Does Episode VII meet our lofty expectations? 

I can’t say much more about Star Wars that hasn’t already been said. 

It’s a cultural phenomenon. These movies have inspired generations of filmmakers and audiences to imagine, and create.

However, many felt this series was tainted after the dull and lifeless trilogy of prequel films.

Now, after 10 years, and under new ownership via Disney, can the seventh installment redeem one of the most influential film series of all time?


The Force Awakens is much more than a return to form for the beloved franchise; it’s a spectacular film that captures the spirit of the original trilogy, and feels fresh and new.

Star Wars The Force Awakens takes place 30 years after the events of Return of the Jedi. The film follows two new protagonists, Rey and Finn, as they are swept up in conflict between the remnants of the Galactic Empire, the First Order, and the Resistance, a military group supported by the Republic. The pair encounters familiar faces, as well as a dangerous new threat connected to the dark side of the Force.
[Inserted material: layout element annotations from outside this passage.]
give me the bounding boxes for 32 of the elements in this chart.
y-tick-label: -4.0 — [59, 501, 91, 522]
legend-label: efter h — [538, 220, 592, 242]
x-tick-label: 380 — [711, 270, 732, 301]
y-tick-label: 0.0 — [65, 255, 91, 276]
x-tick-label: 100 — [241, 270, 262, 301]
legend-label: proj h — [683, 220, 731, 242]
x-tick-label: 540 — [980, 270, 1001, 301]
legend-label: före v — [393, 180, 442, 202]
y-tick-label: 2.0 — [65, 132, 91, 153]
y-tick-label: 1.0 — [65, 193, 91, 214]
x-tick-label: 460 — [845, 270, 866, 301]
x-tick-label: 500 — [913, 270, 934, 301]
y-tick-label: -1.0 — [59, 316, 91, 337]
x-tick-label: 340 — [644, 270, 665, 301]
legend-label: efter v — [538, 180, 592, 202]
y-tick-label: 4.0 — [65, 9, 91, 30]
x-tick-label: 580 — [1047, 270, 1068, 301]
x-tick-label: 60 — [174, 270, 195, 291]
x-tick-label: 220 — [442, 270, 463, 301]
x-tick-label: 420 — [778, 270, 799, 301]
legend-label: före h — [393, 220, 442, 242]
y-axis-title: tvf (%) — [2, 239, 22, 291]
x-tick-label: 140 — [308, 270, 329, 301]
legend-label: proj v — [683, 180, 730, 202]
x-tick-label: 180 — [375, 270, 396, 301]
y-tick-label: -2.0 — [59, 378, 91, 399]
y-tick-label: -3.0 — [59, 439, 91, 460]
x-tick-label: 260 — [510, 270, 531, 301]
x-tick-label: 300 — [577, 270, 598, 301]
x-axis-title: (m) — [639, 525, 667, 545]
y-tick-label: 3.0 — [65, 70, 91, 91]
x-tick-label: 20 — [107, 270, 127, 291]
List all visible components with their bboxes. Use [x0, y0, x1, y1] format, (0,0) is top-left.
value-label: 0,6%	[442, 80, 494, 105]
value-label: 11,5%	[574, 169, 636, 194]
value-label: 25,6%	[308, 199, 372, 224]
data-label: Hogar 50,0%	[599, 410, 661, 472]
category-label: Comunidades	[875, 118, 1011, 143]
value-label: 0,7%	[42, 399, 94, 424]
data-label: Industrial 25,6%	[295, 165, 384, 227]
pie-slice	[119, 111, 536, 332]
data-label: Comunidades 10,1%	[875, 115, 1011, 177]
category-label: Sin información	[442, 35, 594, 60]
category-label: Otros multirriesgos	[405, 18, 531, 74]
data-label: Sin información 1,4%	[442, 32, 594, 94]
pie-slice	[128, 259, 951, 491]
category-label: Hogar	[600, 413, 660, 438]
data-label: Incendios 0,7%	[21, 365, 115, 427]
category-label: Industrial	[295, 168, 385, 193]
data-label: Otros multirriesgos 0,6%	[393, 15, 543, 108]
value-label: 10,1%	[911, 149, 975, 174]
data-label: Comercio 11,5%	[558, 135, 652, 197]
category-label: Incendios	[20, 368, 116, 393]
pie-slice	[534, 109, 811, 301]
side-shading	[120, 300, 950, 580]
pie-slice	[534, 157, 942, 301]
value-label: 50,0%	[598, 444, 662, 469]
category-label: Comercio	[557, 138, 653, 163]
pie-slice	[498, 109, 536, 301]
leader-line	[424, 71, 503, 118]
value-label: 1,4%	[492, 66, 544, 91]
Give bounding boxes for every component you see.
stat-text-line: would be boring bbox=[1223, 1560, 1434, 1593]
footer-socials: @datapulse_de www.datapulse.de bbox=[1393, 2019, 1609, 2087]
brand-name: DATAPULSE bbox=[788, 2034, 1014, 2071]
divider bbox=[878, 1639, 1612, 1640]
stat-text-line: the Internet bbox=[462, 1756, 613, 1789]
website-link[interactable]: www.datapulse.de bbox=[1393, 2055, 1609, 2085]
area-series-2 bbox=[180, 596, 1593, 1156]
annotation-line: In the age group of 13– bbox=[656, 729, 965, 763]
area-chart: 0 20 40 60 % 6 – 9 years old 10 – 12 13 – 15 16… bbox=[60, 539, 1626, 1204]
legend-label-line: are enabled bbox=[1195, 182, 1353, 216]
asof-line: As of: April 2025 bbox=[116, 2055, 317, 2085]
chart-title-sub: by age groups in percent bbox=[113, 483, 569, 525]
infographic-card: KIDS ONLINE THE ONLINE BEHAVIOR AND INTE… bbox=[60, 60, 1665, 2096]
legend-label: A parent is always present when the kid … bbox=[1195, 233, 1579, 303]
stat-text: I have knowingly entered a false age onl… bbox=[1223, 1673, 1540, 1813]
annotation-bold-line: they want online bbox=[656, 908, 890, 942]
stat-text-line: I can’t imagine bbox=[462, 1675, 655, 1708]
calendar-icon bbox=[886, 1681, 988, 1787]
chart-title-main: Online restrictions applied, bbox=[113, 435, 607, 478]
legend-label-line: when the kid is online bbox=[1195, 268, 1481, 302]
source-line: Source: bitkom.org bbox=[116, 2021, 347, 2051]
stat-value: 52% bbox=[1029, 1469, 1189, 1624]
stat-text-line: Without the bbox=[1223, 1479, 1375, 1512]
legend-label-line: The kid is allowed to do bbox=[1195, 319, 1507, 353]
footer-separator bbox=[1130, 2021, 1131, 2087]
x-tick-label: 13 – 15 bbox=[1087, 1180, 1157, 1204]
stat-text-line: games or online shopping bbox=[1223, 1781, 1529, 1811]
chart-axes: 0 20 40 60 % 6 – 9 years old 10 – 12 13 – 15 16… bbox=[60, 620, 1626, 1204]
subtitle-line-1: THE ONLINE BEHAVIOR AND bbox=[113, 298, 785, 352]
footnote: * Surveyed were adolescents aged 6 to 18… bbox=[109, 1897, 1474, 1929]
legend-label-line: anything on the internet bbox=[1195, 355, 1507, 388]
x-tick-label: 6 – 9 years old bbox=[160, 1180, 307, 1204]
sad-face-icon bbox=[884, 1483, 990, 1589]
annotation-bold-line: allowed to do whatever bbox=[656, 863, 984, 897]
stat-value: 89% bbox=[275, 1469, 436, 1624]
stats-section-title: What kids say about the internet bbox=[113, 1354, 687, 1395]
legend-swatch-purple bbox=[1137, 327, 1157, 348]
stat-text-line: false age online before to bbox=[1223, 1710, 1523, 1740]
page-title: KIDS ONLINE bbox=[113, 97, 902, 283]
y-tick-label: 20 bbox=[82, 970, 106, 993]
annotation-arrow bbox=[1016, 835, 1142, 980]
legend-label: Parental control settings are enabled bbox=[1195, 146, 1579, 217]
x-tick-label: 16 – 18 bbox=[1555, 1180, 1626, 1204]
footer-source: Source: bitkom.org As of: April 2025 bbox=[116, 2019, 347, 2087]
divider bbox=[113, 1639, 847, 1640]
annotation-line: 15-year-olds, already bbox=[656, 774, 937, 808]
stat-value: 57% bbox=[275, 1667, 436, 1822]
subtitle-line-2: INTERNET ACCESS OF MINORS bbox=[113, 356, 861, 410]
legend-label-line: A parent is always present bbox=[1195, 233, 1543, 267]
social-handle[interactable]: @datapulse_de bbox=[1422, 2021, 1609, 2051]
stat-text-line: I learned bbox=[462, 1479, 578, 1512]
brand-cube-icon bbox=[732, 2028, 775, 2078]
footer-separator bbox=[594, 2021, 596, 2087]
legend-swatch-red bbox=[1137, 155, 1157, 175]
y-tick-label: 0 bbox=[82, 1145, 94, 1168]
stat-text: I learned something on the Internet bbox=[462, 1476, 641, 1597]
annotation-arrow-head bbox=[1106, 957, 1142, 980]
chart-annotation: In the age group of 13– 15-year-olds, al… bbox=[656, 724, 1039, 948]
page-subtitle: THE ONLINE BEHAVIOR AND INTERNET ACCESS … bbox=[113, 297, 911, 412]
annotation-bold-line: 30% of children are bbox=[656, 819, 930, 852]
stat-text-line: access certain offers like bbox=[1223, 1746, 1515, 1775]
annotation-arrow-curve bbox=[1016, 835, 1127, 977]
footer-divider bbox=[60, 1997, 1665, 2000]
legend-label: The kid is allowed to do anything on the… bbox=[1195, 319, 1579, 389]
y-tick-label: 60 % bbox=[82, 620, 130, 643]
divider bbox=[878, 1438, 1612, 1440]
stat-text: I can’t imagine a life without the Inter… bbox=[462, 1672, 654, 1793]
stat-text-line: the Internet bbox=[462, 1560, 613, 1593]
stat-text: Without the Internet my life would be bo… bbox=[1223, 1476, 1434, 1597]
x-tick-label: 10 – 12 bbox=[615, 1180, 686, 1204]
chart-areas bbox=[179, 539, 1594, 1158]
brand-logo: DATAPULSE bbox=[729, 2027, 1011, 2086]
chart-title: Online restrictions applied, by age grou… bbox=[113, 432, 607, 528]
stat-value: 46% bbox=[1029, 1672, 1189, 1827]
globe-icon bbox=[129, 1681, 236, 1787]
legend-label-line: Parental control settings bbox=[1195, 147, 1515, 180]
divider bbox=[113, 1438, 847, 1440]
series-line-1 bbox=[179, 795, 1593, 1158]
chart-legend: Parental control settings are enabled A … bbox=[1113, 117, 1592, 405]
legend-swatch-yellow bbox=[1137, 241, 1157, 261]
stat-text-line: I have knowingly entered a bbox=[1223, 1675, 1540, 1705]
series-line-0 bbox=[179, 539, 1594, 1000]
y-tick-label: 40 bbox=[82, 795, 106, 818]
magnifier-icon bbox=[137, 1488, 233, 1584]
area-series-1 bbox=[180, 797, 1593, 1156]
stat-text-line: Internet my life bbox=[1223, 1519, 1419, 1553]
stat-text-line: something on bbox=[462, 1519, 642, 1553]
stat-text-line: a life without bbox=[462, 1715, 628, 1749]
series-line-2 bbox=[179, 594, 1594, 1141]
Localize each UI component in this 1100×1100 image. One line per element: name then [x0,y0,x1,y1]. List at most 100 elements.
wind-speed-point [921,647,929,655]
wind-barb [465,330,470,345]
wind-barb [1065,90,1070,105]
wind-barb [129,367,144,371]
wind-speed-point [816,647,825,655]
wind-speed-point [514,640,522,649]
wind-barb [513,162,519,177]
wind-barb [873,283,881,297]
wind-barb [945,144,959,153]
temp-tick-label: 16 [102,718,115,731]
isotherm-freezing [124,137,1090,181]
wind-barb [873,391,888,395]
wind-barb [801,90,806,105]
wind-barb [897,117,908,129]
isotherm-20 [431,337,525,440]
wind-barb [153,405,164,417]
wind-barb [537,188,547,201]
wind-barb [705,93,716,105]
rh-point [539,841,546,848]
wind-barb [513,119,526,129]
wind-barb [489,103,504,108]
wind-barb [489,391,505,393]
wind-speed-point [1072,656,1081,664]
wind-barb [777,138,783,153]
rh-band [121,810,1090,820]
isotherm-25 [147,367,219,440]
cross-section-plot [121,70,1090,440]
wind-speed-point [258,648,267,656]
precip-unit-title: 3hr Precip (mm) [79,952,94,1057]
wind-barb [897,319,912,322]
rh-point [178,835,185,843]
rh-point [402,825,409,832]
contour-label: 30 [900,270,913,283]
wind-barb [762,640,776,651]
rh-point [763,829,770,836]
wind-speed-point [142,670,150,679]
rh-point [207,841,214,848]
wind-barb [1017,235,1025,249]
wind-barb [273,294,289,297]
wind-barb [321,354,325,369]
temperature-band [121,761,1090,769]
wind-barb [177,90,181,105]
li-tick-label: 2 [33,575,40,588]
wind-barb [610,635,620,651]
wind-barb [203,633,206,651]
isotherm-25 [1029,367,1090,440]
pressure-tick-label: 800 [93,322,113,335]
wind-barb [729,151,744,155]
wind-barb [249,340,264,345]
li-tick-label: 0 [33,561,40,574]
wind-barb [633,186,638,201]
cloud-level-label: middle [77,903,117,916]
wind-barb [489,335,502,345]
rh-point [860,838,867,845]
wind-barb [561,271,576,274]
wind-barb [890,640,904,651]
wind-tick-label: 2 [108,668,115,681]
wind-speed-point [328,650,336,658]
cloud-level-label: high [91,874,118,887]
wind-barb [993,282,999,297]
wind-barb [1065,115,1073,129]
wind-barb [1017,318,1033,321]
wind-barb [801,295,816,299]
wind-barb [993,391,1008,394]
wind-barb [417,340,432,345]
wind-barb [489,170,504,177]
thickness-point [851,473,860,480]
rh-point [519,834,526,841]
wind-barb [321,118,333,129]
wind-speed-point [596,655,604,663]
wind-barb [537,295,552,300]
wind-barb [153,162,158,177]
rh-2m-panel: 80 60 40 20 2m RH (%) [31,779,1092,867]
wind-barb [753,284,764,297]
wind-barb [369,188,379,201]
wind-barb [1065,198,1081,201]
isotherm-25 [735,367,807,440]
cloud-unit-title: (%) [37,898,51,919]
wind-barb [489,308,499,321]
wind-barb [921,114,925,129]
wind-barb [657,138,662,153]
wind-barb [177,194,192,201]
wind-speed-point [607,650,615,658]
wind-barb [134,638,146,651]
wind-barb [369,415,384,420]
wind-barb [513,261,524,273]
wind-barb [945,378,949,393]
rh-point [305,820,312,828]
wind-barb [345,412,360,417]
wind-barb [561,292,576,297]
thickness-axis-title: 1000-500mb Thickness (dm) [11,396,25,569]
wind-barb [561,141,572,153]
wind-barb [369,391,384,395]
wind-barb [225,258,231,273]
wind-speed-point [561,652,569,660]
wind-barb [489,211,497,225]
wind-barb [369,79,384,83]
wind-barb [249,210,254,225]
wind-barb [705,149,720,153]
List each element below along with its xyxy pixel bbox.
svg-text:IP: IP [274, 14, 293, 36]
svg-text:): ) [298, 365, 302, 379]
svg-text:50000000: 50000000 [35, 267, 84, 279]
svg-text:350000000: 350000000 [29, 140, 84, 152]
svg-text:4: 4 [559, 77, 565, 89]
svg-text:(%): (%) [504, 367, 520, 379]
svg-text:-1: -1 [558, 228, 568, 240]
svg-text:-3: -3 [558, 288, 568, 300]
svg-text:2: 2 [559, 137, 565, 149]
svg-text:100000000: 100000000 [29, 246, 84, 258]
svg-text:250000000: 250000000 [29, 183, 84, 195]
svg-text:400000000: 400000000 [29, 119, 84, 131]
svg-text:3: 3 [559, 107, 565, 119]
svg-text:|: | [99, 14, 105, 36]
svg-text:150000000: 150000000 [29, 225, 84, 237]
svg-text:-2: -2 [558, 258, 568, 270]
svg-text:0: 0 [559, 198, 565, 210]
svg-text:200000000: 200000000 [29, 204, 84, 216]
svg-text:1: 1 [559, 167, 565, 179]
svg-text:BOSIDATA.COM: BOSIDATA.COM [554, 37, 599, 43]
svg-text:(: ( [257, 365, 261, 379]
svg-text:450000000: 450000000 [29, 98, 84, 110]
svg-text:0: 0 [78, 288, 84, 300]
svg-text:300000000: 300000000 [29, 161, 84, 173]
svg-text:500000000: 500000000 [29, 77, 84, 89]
A more detailed synopsis will enter spoiler territory, so we’ll leave it at that.

The biggest strength of The Force Awakens is its characters. It’s a difficult task to create a likeable and relatable protagonist, but Episode VII does this twice.

Rey (newcomer Daisy Ridley) is eager, feisty, and capable; she’s never whiny, and doesn’t complain about sand.

John Boyega’s Finn is unlike any other Star Wars character we’ve seen before. He’s charismatic, genuinely funny, and we understand his internal conflict and plight.


Finn (John Boyega) and Rey (Daisy Ridley) 

The main heroes aren’t the only standouts though. Nearly every major character is fleshed out and lively. Oscar Isaac’s ace pilot Poe Dameron is a charming leader, and the villainous Kylo Ren is multifaceted and intriguing.

The characters of The Force Awakens are three-dimensional people because the movie takes the time to develop each of them; and this is flawlessly done through the action scenes.

The film is jam-packed with a number of action set pieces throughout, but each one serves a purpose within the context of the story; they’re not just mindless spectacle.

For example, there are two battle sequences involving the protagonists working together to pilot a ship. In less qualified hands, these scenes could have been run-of-the-mill sequences, but director J.J. Abrams uses these scenes to develop the characters; showing them work together and learn from each other.

In a more general sense, the action scenes are all fast-paced and carry Abrams signature energetic style. The camera will often freely swing around during space dogfights or daring chases.

However, this is never distracting because of the sense of realism. The Force Awakens utilizes the rare, but intelligent blending of practical and CGI effects. Computer wizardry is used when necessary, but most of the film has a tangible sense of realism thanks to the extensive practical effects. Awesome animatronic creatures roam in real, and breathtaking set locations. While a once standard practice, the grit and realism of the action scenes, characters, and locations, make The Force Awakens one of the most refreshing films in years.

The film’s story is simple, yet effective. Rarely will you feel confused or cheated while the events unfold in front of you.

It’s also very familiar, perhaps too familiar. Without spoiling anything, many of the story beats of A New Hope are echoed and reused to a staggering effect. In particular (again, no spoilers) the ultimate threat is something we’ve seen done more than once. At best, this feels like the necessary opposition to rally all the heroes together, at its worst, it feels like a recycled plot device.

While certain familiar elements like the Force, lightsabers, and the dark side need to be included, as they make up the identity of Star Wars, other elements that feel redundant should have been rethought for something new.

The Force Awakens isn’t perfect, and it doesn’t have to be. It succeeds by breathing new life into an aging franchise through the introduction of excellent characters and intelligent action. The story occasionally feels too familiar, but the film as a whole feels like Star Wars. You become invested in what is happening on-screen because everything is working in unison to create that sense of adventure, drama, and imagination that started it all.

It’s not lifeless; it’s not dull. It’s Star Wars; I can’t say much more.